By Merit Munzwembiri
Zimbabwe’s participation at the 53rd India International Film Festival demonstrated that history imposes itself on the present.
This emerged when the Zimbabwean delegation led by Information, Publicity and Broadcasting Services, Minister Senator Monica Mutsvangwa visited the 321-year-old St Barbara’s Parish in Goa.
Zimbabwe and India’s Goa City share an intertwined history.

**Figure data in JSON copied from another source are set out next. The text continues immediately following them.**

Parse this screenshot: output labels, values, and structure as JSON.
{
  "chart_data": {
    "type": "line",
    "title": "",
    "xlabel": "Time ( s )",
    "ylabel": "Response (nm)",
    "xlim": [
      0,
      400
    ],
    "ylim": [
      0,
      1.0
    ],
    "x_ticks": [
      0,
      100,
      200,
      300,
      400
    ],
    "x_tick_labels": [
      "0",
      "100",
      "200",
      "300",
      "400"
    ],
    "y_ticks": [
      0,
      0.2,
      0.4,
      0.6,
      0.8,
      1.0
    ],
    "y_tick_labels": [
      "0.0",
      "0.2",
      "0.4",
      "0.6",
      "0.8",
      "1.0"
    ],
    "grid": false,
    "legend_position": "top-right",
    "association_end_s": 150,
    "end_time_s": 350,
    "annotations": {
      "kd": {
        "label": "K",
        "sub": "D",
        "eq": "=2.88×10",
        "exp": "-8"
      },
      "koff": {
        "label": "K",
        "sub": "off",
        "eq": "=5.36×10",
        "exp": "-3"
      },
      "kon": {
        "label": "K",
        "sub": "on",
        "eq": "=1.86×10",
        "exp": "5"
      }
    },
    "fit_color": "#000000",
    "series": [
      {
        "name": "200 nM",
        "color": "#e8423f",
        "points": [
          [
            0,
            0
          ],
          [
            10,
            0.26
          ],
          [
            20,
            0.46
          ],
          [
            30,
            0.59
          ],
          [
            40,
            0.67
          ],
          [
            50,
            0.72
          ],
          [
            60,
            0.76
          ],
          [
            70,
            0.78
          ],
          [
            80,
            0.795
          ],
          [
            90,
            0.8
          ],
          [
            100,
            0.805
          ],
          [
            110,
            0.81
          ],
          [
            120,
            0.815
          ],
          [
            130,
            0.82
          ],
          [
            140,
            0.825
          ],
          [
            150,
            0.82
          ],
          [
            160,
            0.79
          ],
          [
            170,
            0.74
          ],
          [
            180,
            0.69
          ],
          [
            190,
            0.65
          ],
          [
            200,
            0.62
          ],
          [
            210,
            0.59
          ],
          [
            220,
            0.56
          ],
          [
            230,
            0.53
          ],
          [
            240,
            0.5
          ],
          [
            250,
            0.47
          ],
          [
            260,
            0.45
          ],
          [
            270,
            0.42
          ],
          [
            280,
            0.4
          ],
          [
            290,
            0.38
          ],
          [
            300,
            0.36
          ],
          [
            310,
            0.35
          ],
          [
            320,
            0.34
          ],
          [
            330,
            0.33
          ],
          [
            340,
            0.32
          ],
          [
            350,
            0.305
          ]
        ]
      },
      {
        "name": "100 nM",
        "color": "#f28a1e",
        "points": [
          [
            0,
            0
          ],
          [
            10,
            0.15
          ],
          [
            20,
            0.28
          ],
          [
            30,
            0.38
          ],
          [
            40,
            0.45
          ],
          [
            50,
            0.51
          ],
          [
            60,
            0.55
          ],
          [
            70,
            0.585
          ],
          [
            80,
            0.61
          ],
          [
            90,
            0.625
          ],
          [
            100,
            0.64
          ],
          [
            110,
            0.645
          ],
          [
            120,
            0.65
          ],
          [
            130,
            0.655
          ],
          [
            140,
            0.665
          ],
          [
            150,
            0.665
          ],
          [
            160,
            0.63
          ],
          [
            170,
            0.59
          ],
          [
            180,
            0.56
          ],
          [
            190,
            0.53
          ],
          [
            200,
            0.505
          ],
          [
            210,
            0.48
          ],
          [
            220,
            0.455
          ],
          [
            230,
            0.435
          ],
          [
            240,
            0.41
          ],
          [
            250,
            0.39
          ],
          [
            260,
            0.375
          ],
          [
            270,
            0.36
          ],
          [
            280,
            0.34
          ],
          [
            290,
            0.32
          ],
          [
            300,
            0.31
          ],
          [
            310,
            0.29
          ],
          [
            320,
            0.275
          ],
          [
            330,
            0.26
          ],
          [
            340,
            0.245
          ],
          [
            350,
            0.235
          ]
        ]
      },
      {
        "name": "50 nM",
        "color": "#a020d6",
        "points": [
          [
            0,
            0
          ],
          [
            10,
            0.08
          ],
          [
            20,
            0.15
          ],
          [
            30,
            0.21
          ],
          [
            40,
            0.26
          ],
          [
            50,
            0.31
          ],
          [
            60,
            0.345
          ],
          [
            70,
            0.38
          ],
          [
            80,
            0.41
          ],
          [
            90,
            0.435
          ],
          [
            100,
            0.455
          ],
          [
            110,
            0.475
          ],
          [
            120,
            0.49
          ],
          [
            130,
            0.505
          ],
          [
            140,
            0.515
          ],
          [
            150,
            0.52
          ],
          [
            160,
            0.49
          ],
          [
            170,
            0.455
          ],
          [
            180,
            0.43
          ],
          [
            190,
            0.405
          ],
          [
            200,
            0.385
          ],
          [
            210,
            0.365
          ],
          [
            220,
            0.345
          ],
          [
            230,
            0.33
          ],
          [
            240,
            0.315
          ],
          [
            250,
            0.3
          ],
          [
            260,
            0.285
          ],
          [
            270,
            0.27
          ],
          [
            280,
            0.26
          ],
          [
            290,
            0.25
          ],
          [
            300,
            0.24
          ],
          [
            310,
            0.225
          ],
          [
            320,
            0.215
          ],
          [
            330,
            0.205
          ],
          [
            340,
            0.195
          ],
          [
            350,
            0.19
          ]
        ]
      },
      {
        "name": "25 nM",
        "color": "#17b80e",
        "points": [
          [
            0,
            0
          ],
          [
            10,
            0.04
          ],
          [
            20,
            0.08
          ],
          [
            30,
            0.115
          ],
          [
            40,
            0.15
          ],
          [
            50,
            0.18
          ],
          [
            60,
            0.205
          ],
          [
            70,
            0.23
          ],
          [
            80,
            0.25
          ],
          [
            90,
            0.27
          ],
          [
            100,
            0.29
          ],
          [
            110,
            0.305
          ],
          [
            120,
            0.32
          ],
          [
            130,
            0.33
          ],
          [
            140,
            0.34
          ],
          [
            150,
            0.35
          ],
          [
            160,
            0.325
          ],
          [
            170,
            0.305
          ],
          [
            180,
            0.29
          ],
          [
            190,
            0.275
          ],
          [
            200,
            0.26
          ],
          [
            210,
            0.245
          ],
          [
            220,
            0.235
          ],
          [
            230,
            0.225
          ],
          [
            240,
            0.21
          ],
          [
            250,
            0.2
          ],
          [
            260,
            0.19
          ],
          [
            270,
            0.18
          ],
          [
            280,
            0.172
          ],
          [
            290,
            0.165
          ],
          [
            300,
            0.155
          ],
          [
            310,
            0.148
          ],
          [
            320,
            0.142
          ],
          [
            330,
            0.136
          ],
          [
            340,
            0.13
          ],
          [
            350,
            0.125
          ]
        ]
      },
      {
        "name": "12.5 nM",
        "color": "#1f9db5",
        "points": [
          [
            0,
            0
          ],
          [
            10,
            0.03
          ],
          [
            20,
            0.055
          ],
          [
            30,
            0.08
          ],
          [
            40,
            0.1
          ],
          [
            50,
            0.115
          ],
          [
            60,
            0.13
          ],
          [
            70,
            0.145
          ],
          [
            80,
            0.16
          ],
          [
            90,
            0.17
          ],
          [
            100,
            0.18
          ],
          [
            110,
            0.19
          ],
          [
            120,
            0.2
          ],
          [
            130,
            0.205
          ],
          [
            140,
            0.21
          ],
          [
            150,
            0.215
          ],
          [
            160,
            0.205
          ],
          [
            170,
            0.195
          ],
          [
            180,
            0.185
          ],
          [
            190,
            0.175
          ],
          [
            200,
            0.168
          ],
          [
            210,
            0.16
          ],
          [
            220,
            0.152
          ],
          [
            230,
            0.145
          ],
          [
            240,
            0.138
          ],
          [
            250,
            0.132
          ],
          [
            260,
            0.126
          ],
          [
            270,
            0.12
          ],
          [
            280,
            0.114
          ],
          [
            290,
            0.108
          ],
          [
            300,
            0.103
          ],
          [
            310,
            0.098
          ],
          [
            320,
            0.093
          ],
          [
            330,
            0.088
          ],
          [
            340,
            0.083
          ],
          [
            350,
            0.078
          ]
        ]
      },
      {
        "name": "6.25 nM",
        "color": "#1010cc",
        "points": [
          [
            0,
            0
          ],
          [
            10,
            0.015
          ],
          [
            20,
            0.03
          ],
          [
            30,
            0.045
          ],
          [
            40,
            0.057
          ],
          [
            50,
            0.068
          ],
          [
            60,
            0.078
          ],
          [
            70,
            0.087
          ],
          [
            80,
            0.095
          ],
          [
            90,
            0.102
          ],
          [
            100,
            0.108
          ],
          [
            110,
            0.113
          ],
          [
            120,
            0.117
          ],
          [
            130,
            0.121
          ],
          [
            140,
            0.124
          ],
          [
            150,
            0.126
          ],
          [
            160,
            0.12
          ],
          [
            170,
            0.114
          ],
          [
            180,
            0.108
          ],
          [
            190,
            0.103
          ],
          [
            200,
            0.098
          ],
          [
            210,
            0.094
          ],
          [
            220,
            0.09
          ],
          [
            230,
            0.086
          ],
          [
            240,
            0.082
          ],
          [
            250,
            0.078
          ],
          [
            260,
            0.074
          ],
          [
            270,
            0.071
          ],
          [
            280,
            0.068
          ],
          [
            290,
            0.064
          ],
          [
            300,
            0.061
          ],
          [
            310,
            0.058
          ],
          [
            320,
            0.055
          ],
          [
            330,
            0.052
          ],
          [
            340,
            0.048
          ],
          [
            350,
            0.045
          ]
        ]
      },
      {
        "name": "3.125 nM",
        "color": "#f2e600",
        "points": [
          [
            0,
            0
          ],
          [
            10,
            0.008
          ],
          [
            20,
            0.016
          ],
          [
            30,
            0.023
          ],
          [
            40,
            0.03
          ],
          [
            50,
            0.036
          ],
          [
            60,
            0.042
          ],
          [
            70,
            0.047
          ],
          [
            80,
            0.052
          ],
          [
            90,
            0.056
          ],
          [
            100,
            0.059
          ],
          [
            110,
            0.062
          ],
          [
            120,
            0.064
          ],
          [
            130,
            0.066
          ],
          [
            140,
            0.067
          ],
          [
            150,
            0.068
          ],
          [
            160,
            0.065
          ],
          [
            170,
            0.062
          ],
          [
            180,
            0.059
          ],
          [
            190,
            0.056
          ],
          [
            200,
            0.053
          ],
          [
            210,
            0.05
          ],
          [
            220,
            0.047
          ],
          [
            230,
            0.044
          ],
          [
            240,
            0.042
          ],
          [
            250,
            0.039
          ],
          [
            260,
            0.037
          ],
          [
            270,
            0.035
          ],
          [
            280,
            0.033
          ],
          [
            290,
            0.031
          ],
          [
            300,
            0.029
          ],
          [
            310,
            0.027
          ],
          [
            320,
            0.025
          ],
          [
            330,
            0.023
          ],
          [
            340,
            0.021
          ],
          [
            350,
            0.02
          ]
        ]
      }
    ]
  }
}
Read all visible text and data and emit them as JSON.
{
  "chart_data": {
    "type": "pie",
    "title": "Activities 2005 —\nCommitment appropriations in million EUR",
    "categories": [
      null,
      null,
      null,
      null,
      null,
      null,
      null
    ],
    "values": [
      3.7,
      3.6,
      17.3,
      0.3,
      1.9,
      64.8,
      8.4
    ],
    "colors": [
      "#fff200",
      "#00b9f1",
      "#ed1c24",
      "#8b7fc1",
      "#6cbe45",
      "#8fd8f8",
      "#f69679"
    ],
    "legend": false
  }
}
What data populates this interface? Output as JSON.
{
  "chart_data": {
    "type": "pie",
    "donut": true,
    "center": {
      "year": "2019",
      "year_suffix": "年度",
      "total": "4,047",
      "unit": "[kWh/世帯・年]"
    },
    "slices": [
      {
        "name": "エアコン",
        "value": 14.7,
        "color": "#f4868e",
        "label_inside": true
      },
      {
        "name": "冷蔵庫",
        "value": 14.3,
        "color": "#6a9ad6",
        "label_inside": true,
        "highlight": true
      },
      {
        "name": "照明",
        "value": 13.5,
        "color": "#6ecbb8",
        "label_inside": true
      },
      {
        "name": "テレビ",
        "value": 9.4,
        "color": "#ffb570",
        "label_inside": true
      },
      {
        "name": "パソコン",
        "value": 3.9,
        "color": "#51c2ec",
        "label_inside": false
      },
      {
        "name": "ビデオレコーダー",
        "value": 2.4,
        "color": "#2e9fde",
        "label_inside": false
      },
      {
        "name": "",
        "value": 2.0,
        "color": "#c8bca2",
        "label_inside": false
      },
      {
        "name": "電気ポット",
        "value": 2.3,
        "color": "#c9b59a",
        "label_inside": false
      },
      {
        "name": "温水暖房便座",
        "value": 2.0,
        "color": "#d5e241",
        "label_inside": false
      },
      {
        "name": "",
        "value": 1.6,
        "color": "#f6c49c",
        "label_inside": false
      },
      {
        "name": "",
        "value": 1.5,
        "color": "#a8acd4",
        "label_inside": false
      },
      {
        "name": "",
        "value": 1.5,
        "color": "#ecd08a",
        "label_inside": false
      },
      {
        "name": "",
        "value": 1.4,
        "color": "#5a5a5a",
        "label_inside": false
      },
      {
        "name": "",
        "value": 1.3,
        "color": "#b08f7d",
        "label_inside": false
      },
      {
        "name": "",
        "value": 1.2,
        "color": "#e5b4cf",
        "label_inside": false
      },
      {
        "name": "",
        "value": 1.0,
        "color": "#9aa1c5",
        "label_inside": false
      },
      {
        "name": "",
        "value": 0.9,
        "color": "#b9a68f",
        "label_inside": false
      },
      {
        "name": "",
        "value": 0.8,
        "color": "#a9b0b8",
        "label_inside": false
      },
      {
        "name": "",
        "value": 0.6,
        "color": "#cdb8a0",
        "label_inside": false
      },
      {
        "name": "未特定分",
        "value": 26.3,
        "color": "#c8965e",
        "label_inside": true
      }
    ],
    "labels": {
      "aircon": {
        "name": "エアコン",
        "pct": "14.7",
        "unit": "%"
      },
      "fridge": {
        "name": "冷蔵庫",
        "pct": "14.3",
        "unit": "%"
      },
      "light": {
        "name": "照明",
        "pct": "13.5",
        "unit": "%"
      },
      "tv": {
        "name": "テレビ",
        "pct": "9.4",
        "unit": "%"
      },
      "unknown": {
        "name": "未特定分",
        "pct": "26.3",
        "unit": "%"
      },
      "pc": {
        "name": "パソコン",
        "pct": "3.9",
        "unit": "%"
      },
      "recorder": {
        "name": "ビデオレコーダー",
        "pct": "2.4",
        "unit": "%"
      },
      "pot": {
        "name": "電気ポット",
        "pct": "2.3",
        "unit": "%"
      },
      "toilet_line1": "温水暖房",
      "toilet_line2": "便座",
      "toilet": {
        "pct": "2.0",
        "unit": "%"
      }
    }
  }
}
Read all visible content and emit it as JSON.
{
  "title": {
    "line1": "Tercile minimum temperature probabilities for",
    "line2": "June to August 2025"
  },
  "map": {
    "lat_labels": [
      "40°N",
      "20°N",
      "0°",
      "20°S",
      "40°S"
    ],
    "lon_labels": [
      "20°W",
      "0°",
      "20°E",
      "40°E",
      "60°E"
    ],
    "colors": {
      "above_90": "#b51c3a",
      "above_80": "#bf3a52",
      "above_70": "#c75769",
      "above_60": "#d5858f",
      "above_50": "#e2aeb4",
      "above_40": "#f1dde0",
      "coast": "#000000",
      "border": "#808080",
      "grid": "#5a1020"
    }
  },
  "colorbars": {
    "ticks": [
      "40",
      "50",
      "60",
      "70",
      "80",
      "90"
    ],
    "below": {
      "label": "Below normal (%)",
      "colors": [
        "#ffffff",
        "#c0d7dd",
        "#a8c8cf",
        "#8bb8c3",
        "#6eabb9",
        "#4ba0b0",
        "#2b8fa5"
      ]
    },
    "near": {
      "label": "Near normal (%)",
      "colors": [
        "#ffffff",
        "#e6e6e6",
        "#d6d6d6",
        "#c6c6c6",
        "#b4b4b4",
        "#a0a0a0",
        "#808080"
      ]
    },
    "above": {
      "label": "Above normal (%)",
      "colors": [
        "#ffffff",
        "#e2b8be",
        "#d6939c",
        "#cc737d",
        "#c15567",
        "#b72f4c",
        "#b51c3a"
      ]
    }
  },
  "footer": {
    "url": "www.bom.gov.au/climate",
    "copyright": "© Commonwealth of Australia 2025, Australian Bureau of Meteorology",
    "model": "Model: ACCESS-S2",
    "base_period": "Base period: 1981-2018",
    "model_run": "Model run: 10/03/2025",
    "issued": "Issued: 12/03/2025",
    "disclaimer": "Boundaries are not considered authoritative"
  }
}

Legend has it that one of Munhumutapa’s sons Prince Dome Miguel was once a leading Catholic priest at this church built in 1701.
The tour by Minister Mutsvangwa signified a retrace of the footsteps of the Munhumutapa State, which had its vast diplomatic empire stretching as far as Goa in India.
The walk back into history revealed how the first colonisers of Goa, the Portuguese’s gold trade was responsible for the expansion of the Munhumutapa empire.
Vicar of St Barbara’s Church, Father Arnaldo Pinho confirmed the deep-rooted contemporary relations between India and Zimbabwe owing to the prominent role played by the Portuguese engineers in the construction of the Kariba Dam.
After the Kariba Dam wall collapse where 86 perished, a Catholic Church was constructed in their honour.
The tour of these ancient buildings whose history is emotively connected to Zimbabwe’s history represents one of the many untold stories of our nation’s past. To this end, Senator Mutsvangwa said this is an important story to tell and should be used to promote creative collaboration in film between Zimbabwe and India’s historic links.
Goa can be the city of spices, and the tourist hub that it is but the buildings are not just relics, but an epitome of relations that once existed and must be cherished.